Thoughts on Larry Hughes
Posted by disappointmentzone on 20 March 2007
[finals are over, which means more posting in the immediate future]
For a while I have used the statistical measures developed in The Wages of Wins to assess the Cleveland Cavaliers. (1) The most basic of these measures — Win Score — is very easy to calculate. The more robust measure — Win Score –is cumbersome to calculate, which is why I have only provided a couple of WP updates this season.
Each time I have sat down to calculate Wins Produced over the last few months I have wondered if it were possible for someone to devise a program that would automatically generate the calculations necessary for Wins Produced. Apparently devising such a program is possible, and now there is a database. The database includes traditional box score statistics with WoW statistics and is updated automatically. For the moment, the stats that follow in this post have been culled from this database. That’s a good news (and it’s pretty freaking great, to be honest). Of course, there’s some bad news (just a little though). The problem with the Wins Produced stats from this database are that they aren’t as accurate as they could be. To calculate WP one has to assign the minutes each player plays to a particular position. Since some players play multiple positions — and since WP assumes that all positions are always represented on the court — allocating minutes is more an art than a science and really works best when the person allocating the minutes is familiar with the team. The statistics in the database are not super refined because the players’ minutes have all been allocated based on just one position, which lessens the accuracy of the WP by a small margin. So that’s the bad news, but it’s just a minor spot in an otherwise remarkable service.

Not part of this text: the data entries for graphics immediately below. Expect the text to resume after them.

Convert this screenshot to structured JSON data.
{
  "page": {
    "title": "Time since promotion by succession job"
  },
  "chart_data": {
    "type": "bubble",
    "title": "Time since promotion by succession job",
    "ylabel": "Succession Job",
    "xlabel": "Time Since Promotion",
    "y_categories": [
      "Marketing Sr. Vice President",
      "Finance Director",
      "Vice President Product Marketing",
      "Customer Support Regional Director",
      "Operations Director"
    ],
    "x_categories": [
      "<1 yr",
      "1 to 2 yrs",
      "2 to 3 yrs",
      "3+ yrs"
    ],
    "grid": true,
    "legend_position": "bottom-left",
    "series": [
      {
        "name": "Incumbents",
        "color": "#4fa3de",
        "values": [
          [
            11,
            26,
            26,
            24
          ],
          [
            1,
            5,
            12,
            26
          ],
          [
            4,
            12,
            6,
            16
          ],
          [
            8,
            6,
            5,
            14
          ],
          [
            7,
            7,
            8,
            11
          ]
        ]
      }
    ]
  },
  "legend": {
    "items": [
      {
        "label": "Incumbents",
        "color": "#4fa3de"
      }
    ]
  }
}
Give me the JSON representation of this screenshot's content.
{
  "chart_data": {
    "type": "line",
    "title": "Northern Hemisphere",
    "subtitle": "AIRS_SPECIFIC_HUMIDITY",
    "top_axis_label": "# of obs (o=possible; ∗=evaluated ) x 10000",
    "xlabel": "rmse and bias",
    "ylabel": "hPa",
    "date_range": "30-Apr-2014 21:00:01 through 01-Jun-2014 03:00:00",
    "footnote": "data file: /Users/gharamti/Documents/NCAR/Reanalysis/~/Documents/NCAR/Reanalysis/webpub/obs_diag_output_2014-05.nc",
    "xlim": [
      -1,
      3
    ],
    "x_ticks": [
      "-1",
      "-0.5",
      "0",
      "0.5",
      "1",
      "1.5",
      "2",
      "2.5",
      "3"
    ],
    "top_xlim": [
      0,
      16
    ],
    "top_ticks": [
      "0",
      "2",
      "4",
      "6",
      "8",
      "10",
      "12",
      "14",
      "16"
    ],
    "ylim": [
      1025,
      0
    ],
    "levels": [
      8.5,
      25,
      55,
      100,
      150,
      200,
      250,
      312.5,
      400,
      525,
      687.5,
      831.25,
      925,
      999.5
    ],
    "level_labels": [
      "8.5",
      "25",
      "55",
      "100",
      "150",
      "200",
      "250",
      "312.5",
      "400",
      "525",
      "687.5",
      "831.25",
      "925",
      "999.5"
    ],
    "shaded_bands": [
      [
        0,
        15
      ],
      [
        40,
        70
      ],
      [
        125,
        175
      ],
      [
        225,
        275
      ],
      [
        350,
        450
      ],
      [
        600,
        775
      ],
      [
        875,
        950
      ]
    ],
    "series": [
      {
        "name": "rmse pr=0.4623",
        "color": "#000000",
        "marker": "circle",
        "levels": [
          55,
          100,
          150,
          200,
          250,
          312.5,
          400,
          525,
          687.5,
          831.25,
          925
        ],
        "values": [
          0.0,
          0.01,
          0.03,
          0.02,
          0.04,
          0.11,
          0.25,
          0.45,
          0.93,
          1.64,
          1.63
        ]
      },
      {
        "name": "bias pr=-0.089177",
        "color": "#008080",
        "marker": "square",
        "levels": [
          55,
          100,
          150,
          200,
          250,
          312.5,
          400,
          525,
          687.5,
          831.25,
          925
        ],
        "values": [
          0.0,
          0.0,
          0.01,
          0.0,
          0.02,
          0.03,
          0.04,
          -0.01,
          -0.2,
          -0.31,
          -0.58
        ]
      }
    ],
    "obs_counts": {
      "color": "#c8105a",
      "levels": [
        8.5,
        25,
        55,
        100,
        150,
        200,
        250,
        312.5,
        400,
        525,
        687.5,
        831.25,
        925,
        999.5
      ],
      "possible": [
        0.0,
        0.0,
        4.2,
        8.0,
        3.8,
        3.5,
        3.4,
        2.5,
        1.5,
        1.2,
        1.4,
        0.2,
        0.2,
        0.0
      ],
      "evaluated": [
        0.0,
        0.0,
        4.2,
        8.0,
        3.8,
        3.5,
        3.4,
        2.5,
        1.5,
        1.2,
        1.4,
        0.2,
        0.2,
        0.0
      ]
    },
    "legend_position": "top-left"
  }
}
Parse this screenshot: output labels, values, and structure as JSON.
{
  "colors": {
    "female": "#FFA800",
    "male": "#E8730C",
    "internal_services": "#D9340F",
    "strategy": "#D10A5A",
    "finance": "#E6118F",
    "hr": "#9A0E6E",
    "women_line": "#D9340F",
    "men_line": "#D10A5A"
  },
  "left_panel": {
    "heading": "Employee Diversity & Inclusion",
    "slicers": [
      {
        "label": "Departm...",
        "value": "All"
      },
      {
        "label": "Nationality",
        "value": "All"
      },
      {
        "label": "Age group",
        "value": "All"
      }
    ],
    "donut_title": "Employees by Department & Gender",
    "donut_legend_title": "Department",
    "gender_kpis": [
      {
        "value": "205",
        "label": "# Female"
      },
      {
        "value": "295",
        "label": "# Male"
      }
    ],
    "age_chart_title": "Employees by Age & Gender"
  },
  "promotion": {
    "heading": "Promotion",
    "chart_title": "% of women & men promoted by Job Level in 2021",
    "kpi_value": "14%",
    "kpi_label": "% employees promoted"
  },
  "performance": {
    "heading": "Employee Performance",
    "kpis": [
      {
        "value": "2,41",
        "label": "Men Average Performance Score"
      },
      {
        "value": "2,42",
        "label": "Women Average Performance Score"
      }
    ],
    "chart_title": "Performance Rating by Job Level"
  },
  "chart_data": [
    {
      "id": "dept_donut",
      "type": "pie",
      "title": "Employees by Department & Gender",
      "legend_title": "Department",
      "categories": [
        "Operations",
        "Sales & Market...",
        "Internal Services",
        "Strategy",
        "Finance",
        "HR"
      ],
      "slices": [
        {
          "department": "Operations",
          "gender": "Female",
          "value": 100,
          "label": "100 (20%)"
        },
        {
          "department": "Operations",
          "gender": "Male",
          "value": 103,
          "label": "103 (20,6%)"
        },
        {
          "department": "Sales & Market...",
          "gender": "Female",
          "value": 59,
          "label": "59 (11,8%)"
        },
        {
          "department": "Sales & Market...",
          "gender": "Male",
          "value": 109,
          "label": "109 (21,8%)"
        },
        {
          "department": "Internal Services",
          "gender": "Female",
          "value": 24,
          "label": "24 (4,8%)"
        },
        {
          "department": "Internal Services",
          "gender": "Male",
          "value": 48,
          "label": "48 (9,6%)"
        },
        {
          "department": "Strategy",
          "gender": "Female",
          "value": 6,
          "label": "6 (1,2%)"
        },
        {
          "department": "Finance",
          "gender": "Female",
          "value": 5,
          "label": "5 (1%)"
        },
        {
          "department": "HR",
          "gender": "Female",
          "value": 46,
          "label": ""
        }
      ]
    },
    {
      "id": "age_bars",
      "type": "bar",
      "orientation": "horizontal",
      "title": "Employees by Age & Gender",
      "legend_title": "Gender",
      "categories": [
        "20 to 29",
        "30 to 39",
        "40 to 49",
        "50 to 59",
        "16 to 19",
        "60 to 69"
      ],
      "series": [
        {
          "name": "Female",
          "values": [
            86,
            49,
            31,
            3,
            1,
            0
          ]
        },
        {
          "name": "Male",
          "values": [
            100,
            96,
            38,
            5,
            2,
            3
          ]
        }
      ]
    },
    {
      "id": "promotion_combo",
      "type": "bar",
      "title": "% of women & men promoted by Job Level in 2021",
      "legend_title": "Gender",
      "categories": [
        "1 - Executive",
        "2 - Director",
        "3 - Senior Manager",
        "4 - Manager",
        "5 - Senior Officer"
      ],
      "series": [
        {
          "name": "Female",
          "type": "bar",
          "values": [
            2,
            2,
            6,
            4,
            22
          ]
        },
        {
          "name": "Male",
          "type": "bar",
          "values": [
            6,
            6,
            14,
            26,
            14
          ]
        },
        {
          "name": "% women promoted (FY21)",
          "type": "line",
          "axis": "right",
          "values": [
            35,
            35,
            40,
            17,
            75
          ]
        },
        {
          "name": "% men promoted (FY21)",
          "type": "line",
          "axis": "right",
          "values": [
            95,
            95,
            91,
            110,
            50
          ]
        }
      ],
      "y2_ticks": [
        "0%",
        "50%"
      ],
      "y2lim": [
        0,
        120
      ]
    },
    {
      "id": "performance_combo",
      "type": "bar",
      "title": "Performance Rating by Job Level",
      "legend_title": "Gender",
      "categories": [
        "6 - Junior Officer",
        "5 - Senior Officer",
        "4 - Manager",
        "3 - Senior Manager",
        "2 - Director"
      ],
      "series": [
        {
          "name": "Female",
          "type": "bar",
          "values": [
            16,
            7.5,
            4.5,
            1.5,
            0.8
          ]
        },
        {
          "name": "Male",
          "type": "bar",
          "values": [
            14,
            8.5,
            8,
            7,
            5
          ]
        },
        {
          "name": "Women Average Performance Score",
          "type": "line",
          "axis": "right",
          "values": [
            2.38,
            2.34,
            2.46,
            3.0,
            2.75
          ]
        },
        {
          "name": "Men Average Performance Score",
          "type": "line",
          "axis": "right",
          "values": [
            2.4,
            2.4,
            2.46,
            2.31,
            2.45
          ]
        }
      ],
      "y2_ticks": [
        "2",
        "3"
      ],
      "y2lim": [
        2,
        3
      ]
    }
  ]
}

I was planning on writing about how moving Larry Hughes to the PG spot has really allowed him to flourish. (I was also planning on avoiding tooting my own horn by linking to the analysis I did of Hughes before the season started where I suggested that Hughes not be used as a SG. Oops.) But after going 2-17 against the Jazz on Saturday I think it’s worth waiting to see how Hughes does over a larger sample of games. He’s had undeniable success as a PG, but now it seems worth to wait to see if the results stick. I agree with Ben that when Hughes plays PG his poor shooting performances are easier to swallow because he’ll also dish a few assists and collect a few boards (5 and 8 respectively against the Jazz), two things he didn’t do much when he was used strictly as a SG. But 2-17 is unacceptable, especially against a sluggish Jazz team that was coming off of a tough stretch of games. At some point (like when he’s 1-10 or something) it might be worth having Mike Brown tell Hughes that he’s not allowed to take any more jump shots. Just say something like: “Everyone has off nights. You have more than most. But whatever. Everyone has them and it’s worth acknowledging them when they are happening so that you don’t hurt the team. Stop shooting jumpers, Larry. At least for tonight.” So a few more games will have to be played before judgment is rendered on Hughes the PG.
1: For what it’s worth, Dan Rosenbaum, an economist the Cavs employ as a statistical consultant, has major qualms with the WoW statistics.